Defizite steigen rasant
Das Finanzierungsdefizit der kommunalen Kernhaushalte stieg 2024 auf -2,6 Milliarden Euro, nach -597 Millionen Euro im Jahr zuvor. Mehr als 80 Prozent der Kommunen verzeichneten ein Defizit. Besonders deutlich verschlechterte sich die Lage der Landkreise: Kein einziger Landkreis erzielte 2024 einen Finanzierungsüberschuss. Bundesweit wird für dieses Jahr ein kommunales Rekorddefizit von über 30 Milliarden Euro erwartet. In Hessen sind die Landkreise besonders betroffen, deren Einnahmen maßgeblich auf Kreis- und Schulumlagen beruhen. Steigen diese Umlagen weiter, dürfte dies die Finanzlage der kreisangehörigen Kommunen zusätzlich belasten.
Schulden steigen – Liquiditätskredite nehmen wieder zu
Die Investitionskredite der Kommunen erhöhten sich in den vergangenen fünf Jahren kontinuierlich und wuchsen 2024 um 1,1 Milliarden Euro auf 16,3 Milliarden Euro. Die Liquiditätskredite waren bis 2023 stark reduziert worden – nicht zuletzt durch die Landesprogramme Schutzschirm und Hessenkasse – stiegen jedoch 2024 sprunghaft auf 401 Millionen Euro. Der Gesamtschuldenstand der Kernhaushalte lag damit bei 16,7 Milliarden Euro. Außerhalb der Kernhaushalte bestanden weitere Schulden in Beteiligungen und ausgelagerten Bereichen in Höhe von 43,5 Milliarden Euro. Insgesamt summieren sich die kommunalen Schulden auf rund 60,2 Milliarden Euro. Hinzu kommen Eventualverbindlichkeiten von 4,1 Milliarden Euro.

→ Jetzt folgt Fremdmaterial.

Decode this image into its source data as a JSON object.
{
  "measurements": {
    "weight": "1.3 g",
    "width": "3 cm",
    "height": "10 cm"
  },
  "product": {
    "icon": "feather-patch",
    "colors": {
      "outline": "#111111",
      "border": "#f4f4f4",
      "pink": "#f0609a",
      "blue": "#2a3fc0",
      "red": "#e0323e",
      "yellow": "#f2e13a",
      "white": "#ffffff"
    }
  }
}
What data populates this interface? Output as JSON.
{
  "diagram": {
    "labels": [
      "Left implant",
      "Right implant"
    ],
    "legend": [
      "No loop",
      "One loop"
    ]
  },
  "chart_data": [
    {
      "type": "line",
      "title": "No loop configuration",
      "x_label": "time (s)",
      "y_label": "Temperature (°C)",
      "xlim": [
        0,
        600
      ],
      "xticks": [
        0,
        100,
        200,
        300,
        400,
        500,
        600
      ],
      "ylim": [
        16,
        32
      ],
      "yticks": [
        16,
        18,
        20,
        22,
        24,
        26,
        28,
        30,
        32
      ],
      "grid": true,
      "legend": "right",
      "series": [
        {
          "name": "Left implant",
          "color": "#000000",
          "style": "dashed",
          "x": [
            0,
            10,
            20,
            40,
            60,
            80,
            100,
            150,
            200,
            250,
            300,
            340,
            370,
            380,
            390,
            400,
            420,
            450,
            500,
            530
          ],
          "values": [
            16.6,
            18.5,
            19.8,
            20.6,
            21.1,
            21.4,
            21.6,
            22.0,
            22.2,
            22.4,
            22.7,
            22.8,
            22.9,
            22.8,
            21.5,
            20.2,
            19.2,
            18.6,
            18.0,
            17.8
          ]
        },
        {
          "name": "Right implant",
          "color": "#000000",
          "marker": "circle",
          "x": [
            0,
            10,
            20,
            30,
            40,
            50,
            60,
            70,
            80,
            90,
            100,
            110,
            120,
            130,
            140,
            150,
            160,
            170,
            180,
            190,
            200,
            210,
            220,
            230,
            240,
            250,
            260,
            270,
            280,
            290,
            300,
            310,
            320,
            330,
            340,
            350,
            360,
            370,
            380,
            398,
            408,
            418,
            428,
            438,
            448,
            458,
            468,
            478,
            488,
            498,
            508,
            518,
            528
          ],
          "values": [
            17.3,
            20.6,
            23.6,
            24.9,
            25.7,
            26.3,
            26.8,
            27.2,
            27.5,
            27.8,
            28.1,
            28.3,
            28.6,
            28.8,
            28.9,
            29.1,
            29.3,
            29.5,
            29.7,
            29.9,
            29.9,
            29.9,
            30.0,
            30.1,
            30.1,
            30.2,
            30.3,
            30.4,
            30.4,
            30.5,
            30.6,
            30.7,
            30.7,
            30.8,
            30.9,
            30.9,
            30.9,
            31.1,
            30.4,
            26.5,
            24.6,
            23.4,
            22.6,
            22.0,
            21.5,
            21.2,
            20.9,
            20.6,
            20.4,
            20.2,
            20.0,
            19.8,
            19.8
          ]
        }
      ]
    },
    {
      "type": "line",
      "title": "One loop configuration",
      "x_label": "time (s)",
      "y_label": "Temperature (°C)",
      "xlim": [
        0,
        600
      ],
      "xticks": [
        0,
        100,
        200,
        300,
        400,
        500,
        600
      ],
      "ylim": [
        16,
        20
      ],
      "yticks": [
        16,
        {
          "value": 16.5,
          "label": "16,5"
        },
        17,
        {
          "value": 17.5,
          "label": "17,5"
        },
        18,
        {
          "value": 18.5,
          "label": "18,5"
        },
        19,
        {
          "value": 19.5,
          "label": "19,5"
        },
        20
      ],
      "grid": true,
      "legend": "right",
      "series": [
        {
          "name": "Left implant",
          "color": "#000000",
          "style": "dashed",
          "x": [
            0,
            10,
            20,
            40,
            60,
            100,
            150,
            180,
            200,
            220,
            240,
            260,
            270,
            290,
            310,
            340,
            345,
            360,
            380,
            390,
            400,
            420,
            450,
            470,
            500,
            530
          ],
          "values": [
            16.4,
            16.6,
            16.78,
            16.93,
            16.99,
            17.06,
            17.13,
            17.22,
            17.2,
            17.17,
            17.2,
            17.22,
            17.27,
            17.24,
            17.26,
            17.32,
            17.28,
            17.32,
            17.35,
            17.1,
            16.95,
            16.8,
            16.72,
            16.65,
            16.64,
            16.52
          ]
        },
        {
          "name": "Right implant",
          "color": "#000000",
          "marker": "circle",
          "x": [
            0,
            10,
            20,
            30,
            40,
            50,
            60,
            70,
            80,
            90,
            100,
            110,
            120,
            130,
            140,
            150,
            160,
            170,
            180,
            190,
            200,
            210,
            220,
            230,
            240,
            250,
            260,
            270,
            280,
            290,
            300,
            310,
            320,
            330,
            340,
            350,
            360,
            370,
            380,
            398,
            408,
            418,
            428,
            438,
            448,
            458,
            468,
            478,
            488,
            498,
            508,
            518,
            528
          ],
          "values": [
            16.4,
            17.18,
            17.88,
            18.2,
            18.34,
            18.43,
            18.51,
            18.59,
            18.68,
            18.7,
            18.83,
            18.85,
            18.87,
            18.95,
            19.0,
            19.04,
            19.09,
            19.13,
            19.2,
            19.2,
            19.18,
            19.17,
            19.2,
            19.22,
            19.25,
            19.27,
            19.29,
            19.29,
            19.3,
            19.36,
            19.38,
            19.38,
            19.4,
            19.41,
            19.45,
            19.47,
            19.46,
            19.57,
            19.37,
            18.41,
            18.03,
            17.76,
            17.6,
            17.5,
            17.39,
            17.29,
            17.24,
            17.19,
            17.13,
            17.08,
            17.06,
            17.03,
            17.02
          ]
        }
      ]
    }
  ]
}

Einnahmen steigen leicht, bleiben aber unsicher
Die bereinigten Einnahmen der kommunalen Kernhaushalte stiegen 2024 um 600 Millionen Euro auf 28,3 Milliarden Euro. Die Gewerbesteuer bleibt die bedeutendste kommunale Steuerquelle, ist jedoch regional stark unterschiedlich ausgeprägt. In 325 von 421 Kommunen übertraf der kommunale Anteil an der Einkommensteuer das Gewerbesteueraufkommen. Trotz hoher Steuereinnahmen warnt der Rechnungshof vor Risiken: Gewerbesteuern seien konjunkturabhängig und volatil. Der Einkommensteueranteil wiederum könne durch den demografischen Wandel sinken, wenn viele Erwerbstätige in den Ruhestand treten.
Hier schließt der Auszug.